Asha is the Avestan language term (corresponding to Vedic language ṛta) for a concept of cardinal importance to Zoroastrian theology and doctrine. Its Old Persian equivalent is arta-. The significance of the term is complex, with a highly nuanced range of meaning. It is commonly summarized in accord with its contextual implications of ‘truth’ and ‘right(eousness)’, ‘order’ and ‘right working’.
In Middle Iranian languages the term appears as ard-. In the moral sphere, aša/arta represents what has been called “the decisive confessional concept of Zoroastrianism.” The word is also the proper name of the divinity Asha, the Amesha Spenta that is the hypostasis or “genius” of “Truth” or “Righteousness”. The opposite of Avestan aša is druj, “lie.”
In the Younger Avesta, this figure is more commonly referred to as Asha Vahishta (Aša Vahišta, Arta Vahišta), “Best Truth”. The Middle Persian descendant is Ashawahist or Ardwahisht; New Persian Ardibehesht or Ordibehesht.
In the Gathas, the oldest texts of Zoroastrianism and thought to have been composed by the prophet himself, it is seldom possible to distinguish between moral principle and the divinity. Later texts consistently use the ‘Best’ epithet when speaking of the Amesha Spenta, only once in the Gathas is ‘best’ an adjective of aša/arta.
In the Vedic religion, Ṛta (Sanskrit ऋतं ṛtaṃ “that which is properly/excellently joined; order, rule; truth”) is the principle of natural order which regulates and coordinates the operation of the universe and everything within it.
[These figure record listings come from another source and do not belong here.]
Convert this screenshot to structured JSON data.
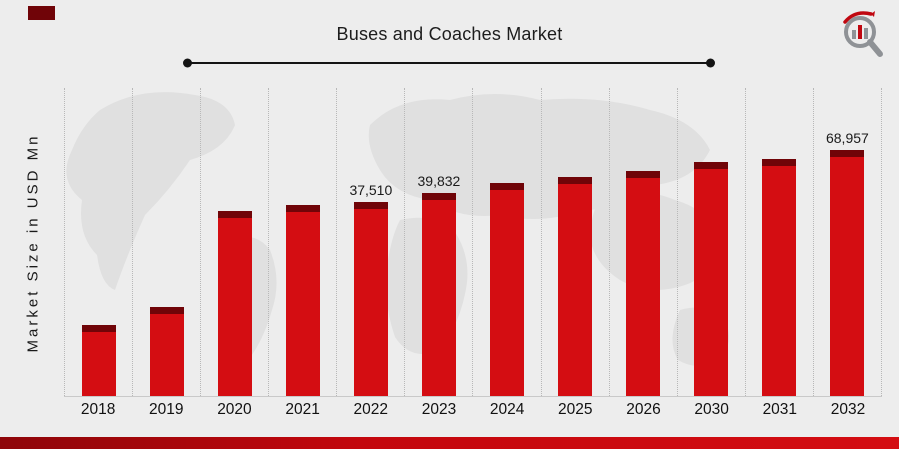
{
  "header": {
    "title": "Buses and Coaches Market"
  },
  "y_axis": {
    "label": "Market Size in USD Mn"
  },
  "icons": {
    "logo": "magnifier-bar-chart-logo",
    "timeline_dots": "endpoint-dots"
  },
  "colors": {
    "background": "#ededed",
    "bar": "#d40d12",
    "bar_cap": "#700408",
    "footer_band": "#c3070d",
    "title_text": "#1c1c1c",
    "gridline": "#b8b8b8"
  },
  "chart_data": {
    "type": "bar",
    "title": "Buses and Coaches Market",
    "xlabel": "",
    "ylabel": "Market Size in USD Mn",
    "grid": "vertical-dotted",
    "legend": null,
    "categories": [
      "2018",
      "2019",
      "2020",
      "2021",
      "2022",
      "2023",
      "2024",
      "2025",
      "2026",
      "2030",
      "2031",
      "2032"
    ],
    "bars": [
      {
        "year": "2018",
        "value_label": "",
        "height_pct": 23
      },
      {
        "year": "2019",
        "value_label": "",
        "height_pct": 29
      },
      {
        "year": "2020",
        "value_label": "",
        "height_pct": 60
      },
      {
        "year": "2021",
        "value_label": "",
        "height_pct": 62
      },
      {
        "year": "2022",
        "value_label": "37,510",
        "height_pct": 63
      },
      {
        "year": "2023",
        "value_label": "39,832",
        "height_pct": 66
      },
      {
        "year": "2024",
        "value_label": "",
        "height_pct": 69
      },
      {
        "year": "2025",
        "value_label": "",
        "height_pct": 71
      },
      {
        "year": "2026",
        "value_label": "",
        "height_pct": 73
      },
      {
        "year": "2030",
        "value_label": "",
        "height_pct": 76
      },
      {
        "year": "2031",
        "value_label": "",
        "height_pct": 77
      },
      {
        "year": "2032",
        "value_label": "68,957",
        "height_pct": 80
      }
    ],
    "labeled_values": [
      {
        "year": "2022",
        "value": 37510
      },
      {
        "year": "2023",
        "value": 39832
      },
      {
        "year": "2032",
        "value": 68957
      }
    ]
  }
}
In the hymns of the Vedas, Ṛta is described as that which is ultimately responsible for the proper functioning of the natural, moral and sacrificial orders.
Conceptually, it is closely allied to the injunctions and ordinances thought to uphold it, collectively referred to as Dharma, and the action of the individual in relation to those ordinances, referred to as Karma – two terms which eventually eclipsed Ṛta in importance as signifying natural, religious and moral order in later Hinduism.
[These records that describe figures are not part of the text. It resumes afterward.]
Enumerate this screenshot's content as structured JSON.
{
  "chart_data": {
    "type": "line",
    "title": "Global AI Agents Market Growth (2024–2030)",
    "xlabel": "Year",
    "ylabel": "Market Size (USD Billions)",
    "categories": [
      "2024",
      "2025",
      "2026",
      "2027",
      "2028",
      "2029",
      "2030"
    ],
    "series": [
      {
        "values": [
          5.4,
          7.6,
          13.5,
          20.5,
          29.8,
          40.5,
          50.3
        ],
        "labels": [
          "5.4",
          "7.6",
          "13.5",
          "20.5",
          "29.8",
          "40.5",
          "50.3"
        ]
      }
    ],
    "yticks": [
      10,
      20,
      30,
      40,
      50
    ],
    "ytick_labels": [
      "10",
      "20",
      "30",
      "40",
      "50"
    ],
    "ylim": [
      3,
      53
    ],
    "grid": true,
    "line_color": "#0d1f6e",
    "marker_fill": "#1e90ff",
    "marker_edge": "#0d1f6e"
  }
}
Sanskrit scholar Maurice Bloomfield referred to Ṛta as “one of the most important religious conceptions of the Rig Veda”, going on to note that, “from the point of view of the history of religious ideas we may, in fact we must, begin the history of Hindu religion at least with the history of this conception”.
Ṛta is derived from the Sanskrit verb root ṛ- “to go, move, rise, tend upwards”, and the derivative noun ṛtam is defined as “fixed or settled order, rule, divine law or truth”. As Mahony (1998) notes, however, the term can just as easily be translated literally as “that which has moved in a fitting manner”, abstractly as “universal law” or “cosmic order”, or simply as “truth”. The latter meaning dominates in the Avestan cognate to Ṛta, aša.
The term appears in Vedic texts and in post-Vedic texts, both as Ṛta and derivatives of the term. For example, in the 2nd-century BCE text Mahabhasya of Patanjali, he explains Ṛtaka to be the grammatically correct form of name for a son, where then the name would mean “truthling”.
Oldenberg surmised that the concept of Ṛta originally arose in the Indo-Aryan period from a consideration of the natural order of the world and of the occurrences taking place within it as doing so with a kind of causal necessity.
Both Vedic Ṛta and Avestan aša were conceived of as having a tripartite function which manifested itself in the physical, ethical and ritual domains. In the context of Vedic religion, those features of nature which either remain constant or which occur on a regular basis were seen to be a manifestation of the power of Ṛta in the physical cosmos.
In the human sphere, Ṛta was understood to manifest itself as the imperative force behind both the moral order of society as well as the correct performance of Vedic rituals. The notion of a universal principle of natural order is by no means unique to the Vedas, and Ṛta has been compared to similar ideas in other cultures, such as Ma’at in Ancient Egyptian religion, Moira and the Logos in Greek paganism, and the Tao.